Gallant defends Declaration of Independence as first chapter of unwritten constitution
The Declaration has seen renewed significance in recent months, used as a rallying banner by anti-judicial reform factions in opposition to the legal overhaul.
Defense Minister Yoav Gallant defended the Declaration of Independence as the opening chapter of Israel's unwritten constitution during an Armor Corp ceremony marking the 50th Yom Kippur War anniversary on Thursday, warning that those who challenged the document's status damaged the state.
"Precisely when it seemed that there was nothing left to hold on to, in hours of great pain and terrible brokenness, we as a people held on to the good of the state, the flag, the crest, and the declaration of independence -- this scroll which is the opening chapter of the unwritten constitution of a country without a constitution," Gallant said at the Latrun ceremony.
"Even today, the Declaration of Independence embodies the foundations on which the State of Israel was built and exists -- it is a Jewish state, a democratic state, with equal rights for all its citizens."
Gallant continued by saying "Anyone who challenges the status of the Declaration of Independence damages the moral pillar of the State of Israel."
Gallant said that in such a period of polarization, it was needed to preserve the Declaration as a common denominator and to further practice its principles.

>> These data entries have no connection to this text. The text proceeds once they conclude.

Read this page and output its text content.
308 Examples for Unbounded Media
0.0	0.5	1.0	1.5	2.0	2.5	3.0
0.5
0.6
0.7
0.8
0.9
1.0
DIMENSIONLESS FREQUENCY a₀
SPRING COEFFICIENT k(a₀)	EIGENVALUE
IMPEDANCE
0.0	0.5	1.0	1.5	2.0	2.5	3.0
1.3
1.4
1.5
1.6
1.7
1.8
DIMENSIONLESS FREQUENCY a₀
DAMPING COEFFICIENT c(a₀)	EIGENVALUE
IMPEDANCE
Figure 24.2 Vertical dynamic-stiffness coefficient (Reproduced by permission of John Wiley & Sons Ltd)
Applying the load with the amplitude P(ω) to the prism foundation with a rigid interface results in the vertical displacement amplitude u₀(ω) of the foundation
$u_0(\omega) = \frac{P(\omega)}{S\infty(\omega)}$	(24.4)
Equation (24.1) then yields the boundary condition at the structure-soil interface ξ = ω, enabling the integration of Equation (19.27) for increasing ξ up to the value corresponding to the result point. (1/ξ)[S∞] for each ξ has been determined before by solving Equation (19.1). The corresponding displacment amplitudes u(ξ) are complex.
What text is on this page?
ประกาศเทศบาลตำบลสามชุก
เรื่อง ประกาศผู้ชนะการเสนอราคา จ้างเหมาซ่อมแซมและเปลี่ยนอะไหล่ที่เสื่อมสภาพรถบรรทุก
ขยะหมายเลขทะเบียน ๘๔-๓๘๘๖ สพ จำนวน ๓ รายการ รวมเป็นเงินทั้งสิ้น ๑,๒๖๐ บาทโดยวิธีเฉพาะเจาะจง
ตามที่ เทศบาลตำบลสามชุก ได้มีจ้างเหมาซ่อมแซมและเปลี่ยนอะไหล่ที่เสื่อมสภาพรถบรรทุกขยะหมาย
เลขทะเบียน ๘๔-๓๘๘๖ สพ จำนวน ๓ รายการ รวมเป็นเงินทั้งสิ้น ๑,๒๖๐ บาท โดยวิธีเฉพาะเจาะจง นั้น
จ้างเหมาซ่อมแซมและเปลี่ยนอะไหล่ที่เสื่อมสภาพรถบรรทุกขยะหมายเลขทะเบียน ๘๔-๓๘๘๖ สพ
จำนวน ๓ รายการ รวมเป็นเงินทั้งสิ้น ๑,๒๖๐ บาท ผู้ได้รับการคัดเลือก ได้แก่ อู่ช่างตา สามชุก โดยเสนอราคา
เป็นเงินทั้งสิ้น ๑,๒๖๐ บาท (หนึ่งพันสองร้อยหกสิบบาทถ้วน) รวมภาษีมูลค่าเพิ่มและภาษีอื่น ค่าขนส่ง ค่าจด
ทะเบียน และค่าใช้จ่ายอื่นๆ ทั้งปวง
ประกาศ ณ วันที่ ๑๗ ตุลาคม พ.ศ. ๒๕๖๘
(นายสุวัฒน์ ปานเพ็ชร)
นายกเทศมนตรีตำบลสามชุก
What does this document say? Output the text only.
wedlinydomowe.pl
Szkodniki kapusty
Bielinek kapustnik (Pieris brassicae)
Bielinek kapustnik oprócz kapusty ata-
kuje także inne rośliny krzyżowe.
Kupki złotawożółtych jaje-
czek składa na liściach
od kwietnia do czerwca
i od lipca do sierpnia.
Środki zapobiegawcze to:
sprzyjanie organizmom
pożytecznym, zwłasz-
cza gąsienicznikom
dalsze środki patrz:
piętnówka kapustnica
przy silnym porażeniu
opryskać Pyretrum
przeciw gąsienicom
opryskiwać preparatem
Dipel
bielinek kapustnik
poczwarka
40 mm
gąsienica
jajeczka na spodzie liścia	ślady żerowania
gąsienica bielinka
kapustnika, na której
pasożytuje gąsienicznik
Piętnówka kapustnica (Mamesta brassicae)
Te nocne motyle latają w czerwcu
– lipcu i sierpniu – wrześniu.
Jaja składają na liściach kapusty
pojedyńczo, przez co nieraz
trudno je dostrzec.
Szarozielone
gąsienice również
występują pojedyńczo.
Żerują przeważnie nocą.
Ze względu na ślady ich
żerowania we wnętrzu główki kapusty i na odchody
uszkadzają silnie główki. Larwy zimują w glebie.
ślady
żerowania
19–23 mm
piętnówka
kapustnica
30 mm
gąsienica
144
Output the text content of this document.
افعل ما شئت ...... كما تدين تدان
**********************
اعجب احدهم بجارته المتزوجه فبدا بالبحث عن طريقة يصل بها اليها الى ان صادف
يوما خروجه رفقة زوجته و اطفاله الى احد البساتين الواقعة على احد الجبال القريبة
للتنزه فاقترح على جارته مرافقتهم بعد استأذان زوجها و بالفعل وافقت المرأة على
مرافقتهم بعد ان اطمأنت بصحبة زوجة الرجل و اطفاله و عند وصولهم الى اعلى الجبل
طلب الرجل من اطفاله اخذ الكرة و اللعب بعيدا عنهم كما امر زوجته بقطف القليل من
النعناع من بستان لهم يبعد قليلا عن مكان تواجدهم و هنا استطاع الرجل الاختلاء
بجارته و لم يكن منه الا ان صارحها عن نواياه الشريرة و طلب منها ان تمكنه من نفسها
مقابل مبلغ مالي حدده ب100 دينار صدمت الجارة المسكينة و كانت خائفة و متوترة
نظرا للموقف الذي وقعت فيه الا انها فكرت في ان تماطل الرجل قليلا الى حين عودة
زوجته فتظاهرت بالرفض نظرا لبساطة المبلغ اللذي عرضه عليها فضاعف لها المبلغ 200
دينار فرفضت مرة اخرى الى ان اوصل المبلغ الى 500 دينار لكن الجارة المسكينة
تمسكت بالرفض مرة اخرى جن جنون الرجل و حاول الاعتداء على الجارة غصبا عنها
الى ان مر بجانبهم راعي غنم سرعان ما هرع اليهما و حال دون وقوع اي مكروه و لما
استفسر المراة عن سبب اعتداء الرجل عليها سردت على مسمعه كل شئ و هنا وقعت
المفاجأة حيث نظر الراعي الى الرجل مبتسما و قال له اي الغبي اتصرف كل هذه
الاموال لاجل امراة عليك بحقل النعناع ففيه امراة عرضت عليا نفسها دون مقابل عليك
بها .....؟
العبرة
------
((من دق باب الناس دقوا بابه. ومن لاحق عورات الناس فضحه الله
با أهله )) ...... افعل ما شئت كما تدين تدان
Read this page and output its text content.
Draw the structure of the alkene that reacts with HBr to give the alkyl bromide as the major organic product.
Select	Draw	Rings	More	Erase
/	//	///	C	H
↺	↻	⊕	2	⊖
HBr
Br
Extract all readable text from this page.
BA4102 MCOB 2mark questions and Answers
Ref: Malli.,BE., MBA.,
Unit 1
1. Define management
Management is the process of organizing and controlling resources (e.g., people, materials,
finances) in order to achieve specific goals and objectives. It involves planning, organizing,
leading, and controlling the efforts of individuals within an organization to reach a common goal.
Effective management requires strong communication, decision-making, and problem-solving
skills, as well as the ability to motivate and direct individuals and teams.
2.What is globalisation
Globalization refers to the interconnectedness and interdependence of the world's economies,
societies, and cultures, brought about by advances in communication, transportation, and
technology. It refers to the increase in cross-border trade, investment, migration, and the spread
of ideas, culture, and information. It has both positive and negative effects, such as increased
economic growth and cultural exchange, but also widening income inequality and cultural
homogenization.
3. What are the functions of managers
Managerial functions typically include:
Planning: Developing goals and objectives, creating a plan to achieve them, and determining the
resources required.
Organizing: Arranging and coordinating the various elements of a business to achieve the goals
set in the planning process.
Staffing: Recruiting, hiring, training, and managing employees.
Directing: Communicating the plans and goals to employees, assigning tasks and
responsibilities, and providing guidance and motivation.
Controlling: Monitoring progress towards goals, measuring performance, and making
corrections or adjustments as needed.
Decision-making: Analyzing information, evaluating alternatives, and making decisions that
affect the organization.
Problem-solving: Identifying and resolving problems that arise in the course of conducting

President Isaac Herzog also spoke at the memorial ceremony, saying that the country faced internal threats, but would not disintegrate. Herzog said however that a heavy price would be paid if Israeli leaders did not draw from the lessons of the Yom Kippur War about national responsibility and warning signs.
Renewed significance
The role of the document has been brought into contention following the September 7 hearing on the judicial reform's reasonableness standard law, in which the lawyer for the government, Ilan Bombach, said that the "hastily-signed" Declaration wasn't a constitutional article.
Bombach said that the declaration’s 37 signatories were not representative of the populace, so they had no authority to establish something that would serve as a constitution. Bombach insisted in the hearing that he and the government respected the declaration, but that that it wasn't a legal document that allowed for judicial review of Israel's quasi-constitutional basic laws. The petitions had called to strike down the basic law amendment on a reasonableness standard, and the role of these articles and undefined boundaries between different branches of government has been central to the reform debate.
The statements by Bombach drew criticism within and without the courthouse, with the Yesh Atid Party claiming that Bombach went "against the Declaration of Independence."
"There is no clearer proof that there is an anti-Zionist, anti-Israeli, anti-democratic government in Israel that will burn the pages of history and diminish the founders of the state for despicable political considerations," Yesh Atid said on September 12 on social media.
Court Vice President Uzi Vogelman argued that Bombach and the government were trying to diminish the constitutional weight of the declaration.
Supreme Court President Esther Hayut and other justices challenged Bombach on the source of the Knesset's authority to pass basic laws, which they contended was derived from the Declaration of Independence. Hayut and others on the bench believe that they have the authority to strike down basic laws to protect Israel's democratic and Jewish character. These values are established by the Deceleration.
More conservative justices such as Noam Sohlberg argued that founder David Ben-Gurion was against judicial review based on the Declaration. Justice David Mintz told Attorney-General Office representative Aner Helman that the connection of the Declaration to judicial review of basic laws was an invention from nothing.
The Declaration has been used as a rallying banner by anti-judicial reform factions in opposition to the legal overhaul. Israel lacks a constitution, but opposition factions have called to enshrine the Declaration of Independence, which lists dozens of aspirational rights not explicitly enshrined in Israeli law.
Opposition Yair Lapid in February submitted a bill for Basic Law: Declaration of Independence to enshrine the scroll as constitutional. Several NGOs and academic groups have called for the renewal of the constitutional process that included a similar law. During protests, the scroll has been printed up and used as a banner and passages have been plastered onto signs.